オタクコンプレックス

私は「どちらかというと」オタクと呼ばれる人種なのだろうと思います。アニメや漫画が好きな人のことです。(アイドルやスポーツなどが対象のオタクもいますが、今回はアニメや漫画が好きな人、とします。)

好きな漫画作品や小説があり、その中でも特に好きなキャラがいて、行間やコマとコマの間や描かれない空白の時間を妄想して楽しんだり、極たまに文章に書き起こして同志であるファンの方に見て頂いたり。

けれど私は世間一般でいう「オタク」ではないと思っています。流行りの作品を追いかけていないし絶対通るべきと言われる所謂名作のほとんどは見たことがありません。好きな作品は一ジャンルとして確立されているのかも怪しい、マイナーofマイナーなものばかり。好きなアニメ作品はジブリ作品全般です。けれどジブリだって何度か繰り返し見る程度で、そんなに詳しくもありません。

アニメや漫画が好きな人々を称する「オタク」という言葉に、私は少しだけコンプレックスを感じながら生きています。
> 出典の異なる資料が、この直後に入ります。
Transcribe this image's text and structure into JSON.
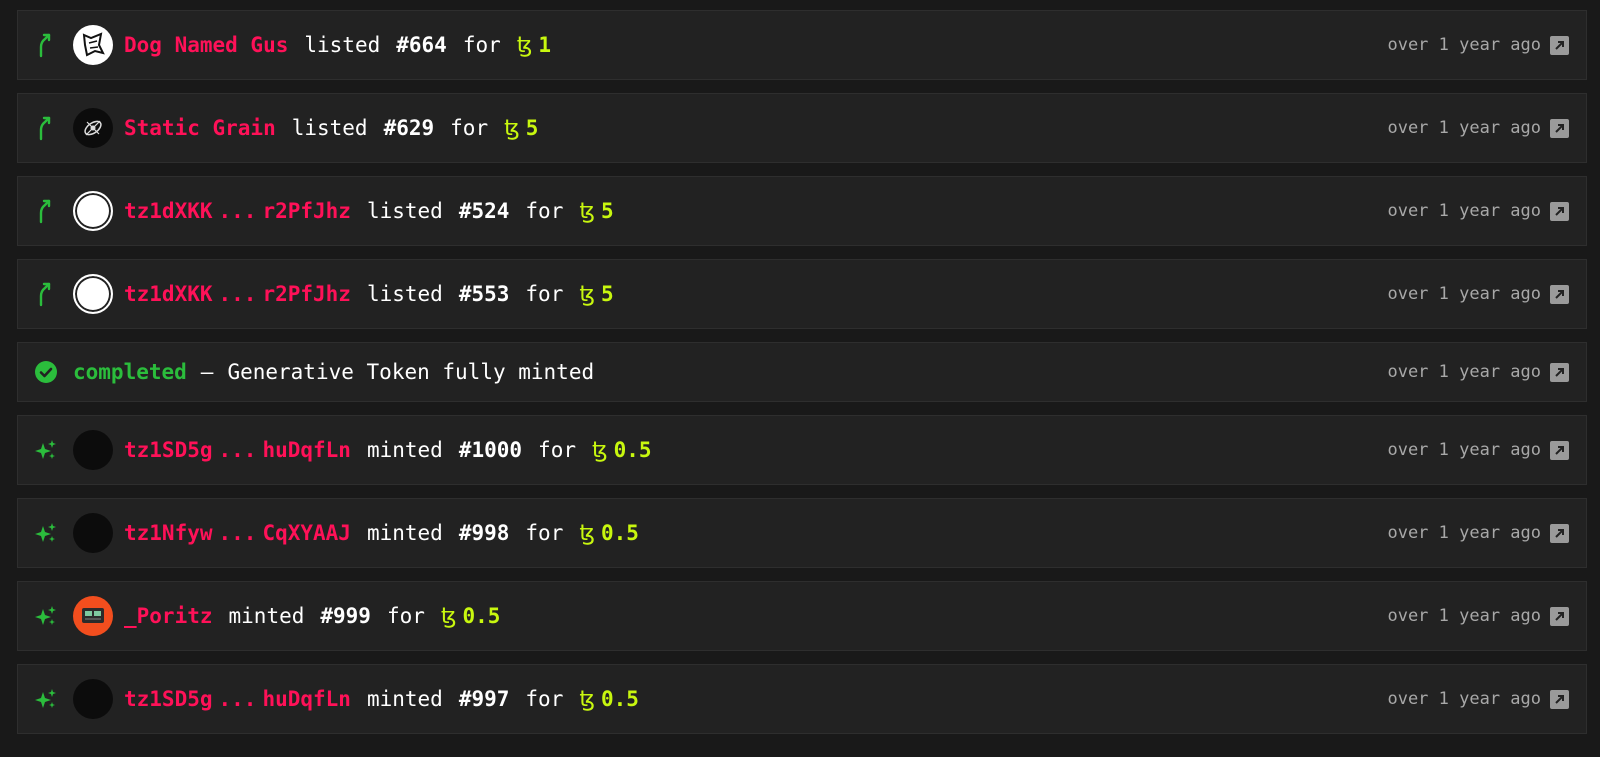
{
  "rows": [
    {
      "kind": "listed",
      "user": "Dog Named Gus",
      "verb": "listed",
      "token": "#664",
      "for": "for",
      "currency": "ꜩ",
      "price": "1",
      "time": "over 1 year ago"
    },
    {
      "kind": "listed",
      "user": "Static Grain",
      "verb": "listed",
      "token": "#629",
      "for": "for",
      "currency": "ꜩ",
      "price": "5",
      "time": "over 1 year ago"
    },
    {
      "kind": "listed",
      "user_start": "tz1dXKK",
      "user_sep": "...",
      "user_end": "r2PfJhz",
      "verb": "listed",
      "token": "#524",
      "for": "for",
      "currency": "ꜩ",
      "price": "5",
      "time": "over 1 year ago"
    },
    {
      "kind": "listed",
      "user_start": "tz1dXKK",
      "user_sep": "...",
      "user_end": "r2PfJhz",
      "verb": "listed",
      "token": "#553",
      "for": "for",
      "currency": "ꜩ",
      "price": "5",
      "time": "over 1 year ago"
    },
    {
      "kind": "completed",
      "status": "completed",
      "dash": "—",
      "message": "Generative Token fully minted",
      "time": "over 1 year ago"
    },
    {
      "kind": "minted",
      "user_start": "tz1SD5g",
      "user_sep": "...",
      "user_end": "huDqfLn",
      "verb": "minted",
      "token": "#1000",
      "for": "for",
      "currency": "ꜩ",
      "price": "0.5",
      "time": "over 1 year ago"
    },
    {
      "kind": "minted",
      "user_start": "tz1Nfyw",
      "user_sep": "...",
      "user_end": "CqXYAAJ",
      "verb": "minted",
      "token": "#998",
      "for": "for",
      "currency": "ꜩ",
      "price": "0.5",
      "time": "over 1 year ago"
    },
    {
      "kind": "minted",
      "user": "_Poritz",
      "verb": "minted",
      "token": "#999",
      "for": "for",
      "currency": "ꜩ",
      "price": "0.5",
      "time": "over 1 year ago"
    },
    {
      "kind": "minted",
      "user_start": "tz1SD5g",
      "user_sep": "...",
      "user_end": "huDqfLn",
      "verb": "minted",
      "token": "#997",
      "for": "for",
      "currency": "ꜩ",
      "price": "0.5",
      "time": "over 1 year ago"
    }
  ],
  "icons": {
    "listed": "arrow-up-icon",
    "minted": "sparkles-icon",
    "completed": "check-circle-icon",
    "link": "external-link-icon"
  },
  "colors": {
    "user": "#ff1158",
    "price": "#c8f70f",
    "green": "#2bbd3c",
    "background": "#191919",
    "row": "#222222"
  }
}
オタクだと胸を張れるほどの知識も熱量もない私は、オタクを自称する方を見かける度、ひそかな憧れと羨望を抱きます。どこからがオタクかなんてそんなボーダーラインは存在しないと言われるかもしれませんが、私は自分がオタクと呼ばれる領域に達することはできないと思っています。

オタクって才能なんです。すごいエネルギーを持つ人々なんです。

作品は描かれていることが全てです。それをそのまま受け取ることはそう難しいことではありません。ああ面白かったね。そんな感想ひとつ浮かべて、それで終わったっていいんです。でも、オタクは違います。作品の裏で作者が投げかけたことを丹念に拾い上げ、伏線とその回収の手際の鮮やかさに感嘆し、推しの一挙手一投足に一喜一憂し、アニメであればopやedにも注目しそれを作った人の意図を読み解き、作品を最後の一滴まで残さず味わうのです。

まさに感受性の豊かさの極み。

それをオタクはいとも容易く、とても自然に行うのです。そこにかける熱量の凄まじさに、ただただ圧倒されるばかりです。

私は好きな作品があります。好きな作者さんがいて、作品を好きな同志の方もいて、それぞれの好きポイントを語る時間が大好きです。ストーリー展開に一喜一憂し、描かれない空白を妄想し、極たまに文章にしてみたりします。でも、そこにあの凄まじい熱量はありません。オタクなの?と尋ねられたら返事に大層困ります。やっていることは傍から見ればオタク活動なので否定はできませんが、私は自分はオタクになりきれていない中途半端な奴だと思っているので肯定もできません。

それでいいじゃないか。と半ば開き直ったような気持ちで思うこともあります。無理にオタクになりきらなくても、上手な文章が書けなくても、私が楽しければそれで良い。

けれどやっぱり私はオタクの、あのきらきらした熱量に、憧れを持ち続けているのです。